Not to advocate for more reality shows featuring children in high-pressure situations and the horrible parenting decisions leading to those circumstances, but Lifetime’s latest entry into the genre Child Genius misses the point of the subject it is trying to document.
On this series, 20 kids compete over eight weeks in a knowledge competition sponsored by MENSA.1 At stake is $100,000 and the title of America’s Next Top Junior Brainiac. However, none of those aspects appear to be central to the show. As we meet the participants, the show focuses on their areas of interest, where the kids fall IQ-wise, and Festivus-level feats of mental strength. The show could explore the question of “what is intelligence?” but instead highlights the memorization of factoids about hurricanes and recitations of pi to 70+ digits. No offense, but knowing how to cross a street without getting hit by a truck is probably more useful than going into a trance about the conditions of a hurricane from 45 years ago.
Much like Friday Night Tykes, which I suspect Child Genius is trying to emulate, the adults tend to hold more of the spotlight than the kids actually doing the work. However, with so many kids as named characters in this story, many of the parents are reduced to caricatures, such as spelling bee aficionado Vanya Shivashankar’s dad’s obsession with hydration or Ryan’s “I’m not a tiger mommy” tiger mom.

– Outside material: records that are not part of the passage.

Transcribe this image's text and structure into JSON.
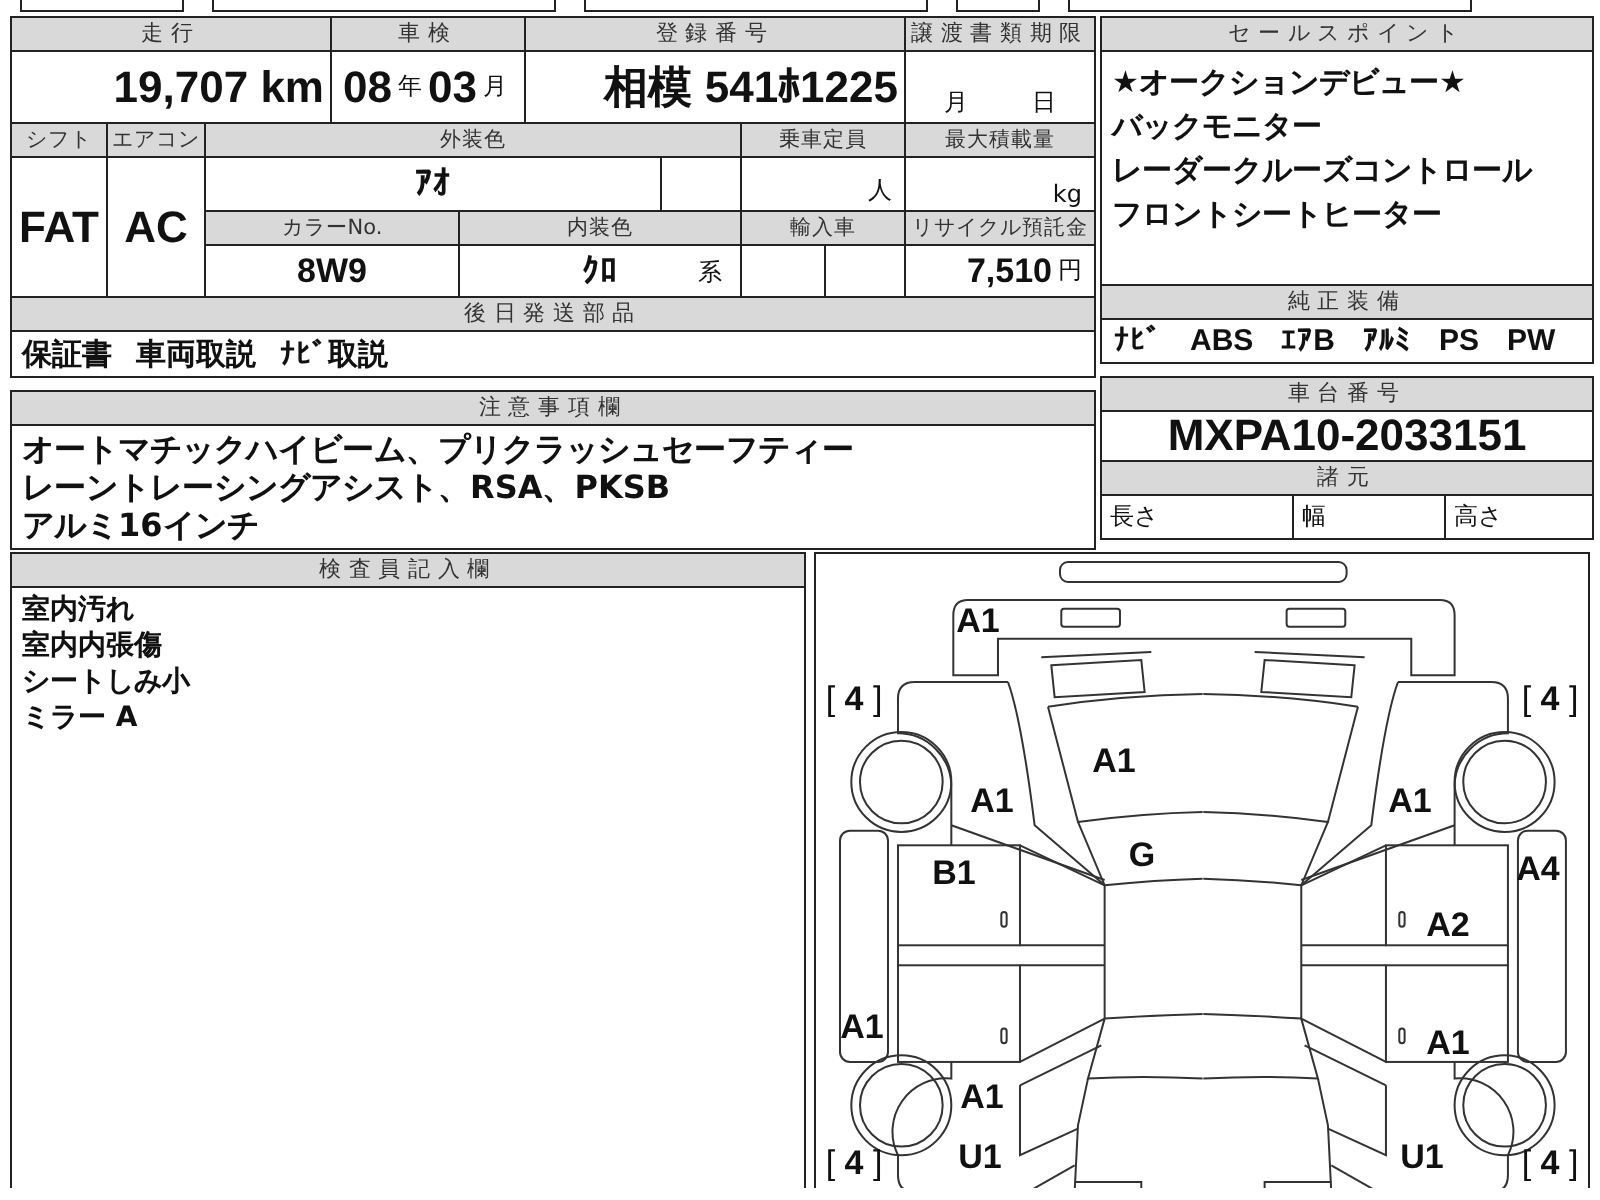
{
  "vehicle": {
    "mileage": {
      "label": "走行",
      "value": "19,707 km"
    },
    "inspection": {
      "label": "車検",
      "year": "08",
      "year_unit": "年",
      "month": "03",
      "month_unit": "月"
    },
    "registration": {
      "label": "登録番号",
      "value": "相模 541ﾎ1225"
    },
    "transfer_deadline": {
      "label": "譲渡書類期限",
      "month_unit": "月",
      "day_unit": "日"
    },
    "shift": {
      "label": "シフト",
      "value": "FAT"
    },
    "aircon": {
      "label": "エアコン",
      "value": "AC"
    },
    "exterior_color": {
      "label": "外装色",
      "value": "ｱｵ"
    },
    "capacity": {
      "label": "乗車定員",
      "unit": "人"
    },
    "max_load": {
      "label": "最大積載量",
      "unit": "kg"
    },
    "color_no": {
      "label": "カラーNo.",
      "value": "8W9"
    },
    "interior_color": {
      "label": "内装色",
      "value": "ｸﾛ",
      "suffix": "系"
    },
    "import_car": {
      "label": "輸入車"
    },
    "recycle_fee": {
      "label": "リサイクル預託金",
      "value": "7,510",
      "unit": "円"
    }
  },
  "parts_to_ship": {
    "label": "後日発送部品",
    "items": [
      "保証書",
      "車両取説",
      "ﾅﾋﾞ取説"
    ]
  },
  "notes": {
    "label": "注意事項欄",
    "lines": [
      "オートマチックハイビーム、プリクラッシュセーフティー",
      "レーントレーシングアシスト、RSA、PKSB",
      "アルミ16インチ"
    ]
  },
  "sales_points": {
    "label": "セールスポイント",
    "lines": [
      "★オークションデビュー★",
      "バックモニター",
      "レーダークルーズコントロール",
      "フロントシートヒーター"
    ]
  },
  "standard_equipment": {
    "label": "純正装備",
    "items": [
      "ﾅﾋﾞ",
      "ABS",
      "ｴｱB",
      "ｱﾙﾐ",
      "PS",
      "PW"
    ]
  },
  "chassis": {
    "label": "車台番号",
    "value": "MXPA10-2033151"
  },
  "specs": {
    "label": "諸元",
    "items": [
      "長さ",
      "幅",
      "高さ"
    ]
  },
  "inspector": {
    "label": "検査員記入欄",
    "lines": [
      "室内汚れ",
      "室内内張傷",
      "シートしみ小",
      "ミラー A"
    ]
  },
  "damage_map": {
    "marks": {
      "front_bumper": "A1",
      "hood": "A1",
      "front_left_fender": "A1",
      "front_right_fender": "A1",
      "windshield": "G",
      "front_left_door": "B1",
      "right_side_sill": "A4",
      "front_right_door": "A2",
      "left_side_sill": "A1",
      "rear_right_door": "A1",
      "rear_left_fender": "A1",
      "rear_left_corner": "U1",
      "rear_right_corner": "U1"
    },
    "tires": {
      "front_left": "[ **4** ]",
      "front_right": "[ **4** ]",
      "rear_left": "[ **4** ]",
      "rear_right": "[ **4** ]"
    }
  }
}
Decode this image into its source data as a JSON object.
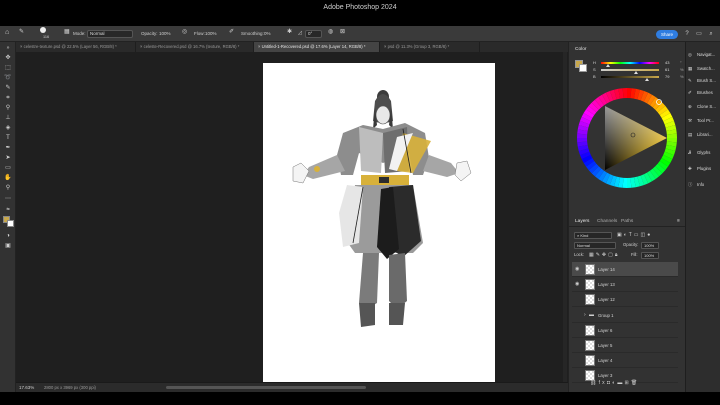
{
  "app": {
    "title": "Adobe Photoshop 2024"
  },
  "options_bar": {
    "brush_size": "116",
    "mode_label": "Mode:",
    "mode_value": "Normal",
    "opacity_label": "Opacity:",
    "opacity_value": "100%",
    "flow_label": "Flow:",
    "flow_value": "100%",
    "smoothing_label": "Smoothing:",
    "smoothing_value": "0%",
    "angle_value": "0°",
    "share_label": "Share"
  },
  "tabs": [
    {
      "label": "celestre-texture.psd @ 22.5% (Layer 56, RGB/8) *",
      "active": false
    },
    {
      "label": "celeste-Recovered.psd @ 16.7% (texture, RGB/8) *",
      "active": false
    },
    {
      "label": "Untitled-1-Recovered.psd @ 17.6% (Layer 14, RGB/8) *",
      "active": true
    },
    {
      "label": "psd @ 11.3% (Group 3, RGB/8) *",
      "active": false
    }
  ],
  "status": {
    "zoom": "17.63%",
    "info": "2800 px x 3969 px (300 ppi)"
  },
  "color_panel": {
    "title": "Color",
    "fg_color": "#c8a84b",
    "sliders": [
      {
        "label": "H",
        "value": "43",
        "unit": "°",
        "pos": 0.12
      },
      {
        "label": "S",
        "value": "61",
        "unit": "%",
        "pos": 0.61
      },
      {
        "label": "B",
        "value": "79",
        "unit": "%",
        "pos": 0.79
      }
    ]
  },
  "layers_panel": {
    "tabs": [
      "Layers",
      "Channels",
      "Paths"
    ],
    "filter_label": "Kind",
    "blend_mode": "Normal",
    "opacity_label": "Opacity:",
    "opacity_value": "100%",
    "lock_label": "Lock:",
    "fill_label": "Fill:",
    "fill_value": "100%",
    "layers": [
      {
        "name": "Layer 14",
        "visible": true,
        "selected": true,
        "type": "layer"
      },
      {
        "name": "Layer 13",
        "visible": true,
        "selected": false,
        "type": "layer"
      },
      {
        "name": "Layer 12",
        "visible": false,
        "selected": false,
        "type": "layer"
      },
      {
        "name": "Group 1",
        "visible": false,
        "selected": false,
        "type": "group"
      },
      {
        "name": "Layer 6",
        "visible": false,
        "selected": false,
        "type": "layer"
      },
      {
        "name": "Layer 5",
        "visible": false,
        "selected": false,
        "type": "layer"
      },
      {
        "name": "Layer 4",
        "visible": false,
        "selected": false,
        "type": "layer"
      },
      {
        "name": "Layer 3",
        "visible": false,
        "selected": false,
        "type": "layer"
      }
    ]
  },
  "right_panels": [
    {
      "label": "Navigat...",
      "icon": "navigator-icon"
    },
    {
      "label": "Swatch...",
      "icon": "swatches-icon"
    },
    {
      "label": "Brush S...",
      "icon": "brush-settings-icon"
    },
    {
      "label": "Brushes",
      "icon": "brushes-icon"
    },
    {
      "label": "Clone S...",
      "icon": "clone-source-icon"
    },
    {
      "label": "Tool Pr...",
      "icon": "tool-presets-icon"
    },
    {
      "label": "Librari...",
      "icon": "libraries-icon"
    },
    {
      "label": "Glyphs",
      "icon": "glyphs-icon"
    },
    {
      "label": "Plugins",
      "icon": "plugins-icon"
    },
    {
      "label": "Info",
      "icon": "info-icon"
    }
  ]
}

As a result of not keeping its attention on the kids, this show misses the opportunity of striving for the same charm as Spellbound.
Where Child Genius is weakest is in the actual competition. The editing bounces all over the place and there is no sense of space. There are three panelists, though two seem to be there for table ballast rather than serving any sort of function. Each week features two subject rounds, each two minutes. I’m not suggesting that we go through all 80 minutes of quizzes, but more of a game show structure would create a sense of stakes. Instead, we are treated to montages of kids saying “pass” repeatedly when they hit a subject area out of their comfort zone.
At its core, Child Genius wants to be a documentary about the competitive academic circuit, but too many of the tropes of reality television interfere with the story that could be told.